Clearly natural language is taking a lot longer than the pioneers expected. Back in 1953 researchers thought it was going to be a five year project. No-one in 2003 is so optimistic. In other respects, though, important elements of the Knowledge Navigator vision seem within reach. At one point, the fictional Professor Bradford tries to recall a paper he read five years before, in which a Dr. Flemson, he misremembered, disagreed with the direction of a colleague's research on deforestation. "John Fleming, of Uppsala University," the computer replied. "He published in the Journal of Earth Science in July 2006." Google's not quite there yet, of course, but it's helpful modification of failed queries is a step in the right direction.

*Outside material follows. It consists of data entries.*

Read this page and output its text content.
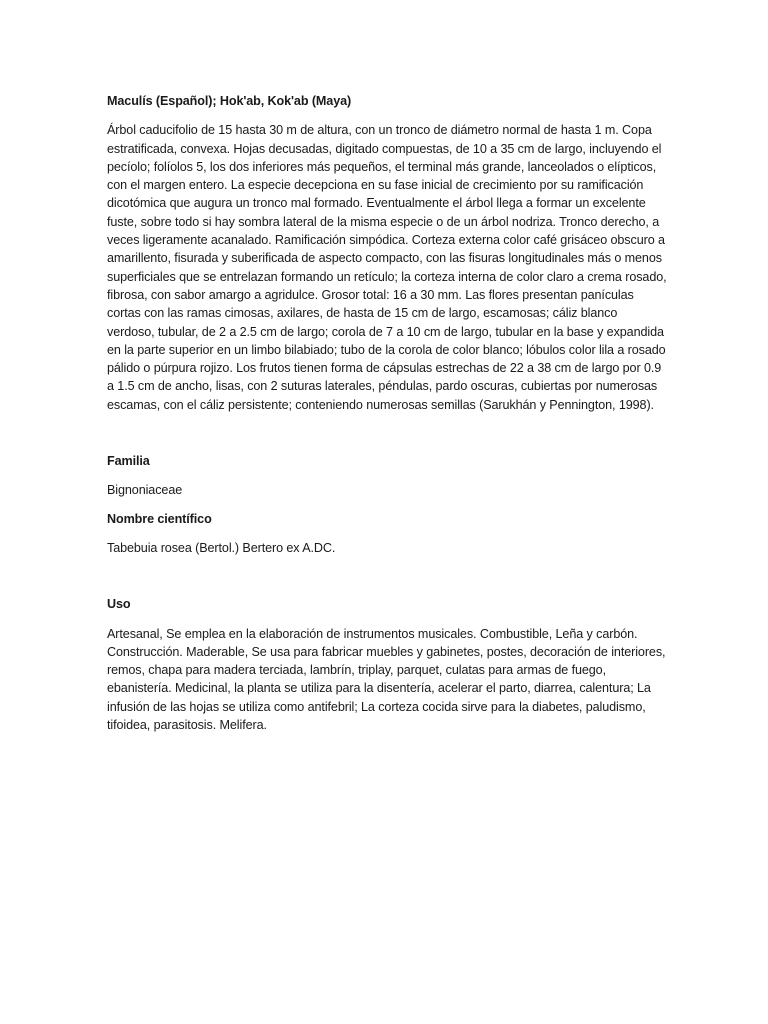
Maculís (Español); Hok'ab, Kok'ab (Maya)

Árbol caducifolio de 15 hasta 30 m de altura, con un tronco de diámetro normal de hasta 1 m. Copa estratificada, convexa. Hojas decusadas, digitado compuestas, de 10 a 35 cm de largo, incluyendo el pecíolo; folíolos 5, los dos inferiores más pequeños, el terminal más grande, lanceolados o elípticos, con el margen entero. La especie decepciona en su fase inicial de crecimiento por su ramificación dicotómica que augura un tronco mal formado. Eventualmente el árbol llega a formar un excelente fuste, sobre todo si hay sombra lateral de la misma especie o de un árbol nodriza. Tronco derecho, a veces ligeramente acanalado. Ramificación simpódica. Corteza externa color café grisáceo obscuro a amarillento, fisurada y suberificada de aspecto compacto, con las fisuras longitudinales más o menos superficiales que se entrelazan formando un retículo; la corteza interna de color claro a crema rosado, fibrosa, con sabor amargo a agridulce. Grosor total: 16 a 30 mm. Las flores presentan panículas cortas con las ramas cimosas, axilares, de hasta de 15 cm de largo, escamosas; cáliz blanco verdoso, tubular, de 2 a 2.5 cm de largo; corola de 7 a 10 cm de largo, tubular en la base y expandida en la parte superior en un limbo bilabiado; tubo de la corola de color blanco; lóbulos color lila a rosado pálido o púrpura rojizo. Los frutos tienen forma de cápsulas estrechas de 22 a 38 cm de largo por 0.9 a 1.5 cm de ancho, lisas, con 2 suturas laterales, péndulas, pardo oscuras, cubiertas por numerosas escamas, con el cáliz persistente; conteniendo numerosas semillas (Sarukhán y Pennington, 1998).

Familia

Bignoniaceae

Nombre científico

Tabebuia rosea (Bertol.) Bertero ex A.DC.

Uso

Artesanal, Se emplea en la elaboración de instrumentos musicales. Combustible, Leña y carbón. Construcción. Maderable, Se usa para fabricar muebles y gabinetes, postes, decoración de interiores, remos, chapa para madera terciada, lambrín, triplay, parquet, culatas para armas de fuego, ebanistería. Medicinal, la planta se utiliza para la disentería, acelerar el parto, diarrea, calentura; La infusión de las hojas se utiliza como antifebril; La corteza cocida sirve para la diabetes, paludismo, tifoidea, parasitosis. Melifera.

The next bit is more fanciful. "Fleming challenged Jill's prediction about the amount of carbon dioxide released due to deforestation," says Prof. Bradford. "I'd like to recheck his figures." "Here's the rate of deforestation he predicted," says the computer, displaying a chart. "Mm hmm," says Bradford, "and what really happened?" The computer overlays the actual data, showing significant variance from Fleming's prediction. It's a stretch, but we can at least imagine how to pull something like this off today. Fleming's data would be in XML; the software would infer a schema from it; a query to a Web service would yield the actual reported data; transformation would correlate the two data sets for display on a common surface.

Presence, attention management, and multimodal communication are woven into the piece in ways that we can clearly imagine if not yet achieve. "Contact Jill," says Prof. Bradford at one point. Moments later the computer announces that Jill is available, and brings her onscreen. While they collaboratively create some data visualizations, other calls are held in the background and then announced when the call ends. I feel as if we ought to be further down this road than we are. A universal canvas on which we can blend data from different sources is going to require clever data preparation and serious transformation magic. The obstacles that keep data and voice/video networks apart seem more political and economic than technical.

Apple's vision, in any case, was and is spot on. I wonder how much closer to reality it will be in another fifteen years.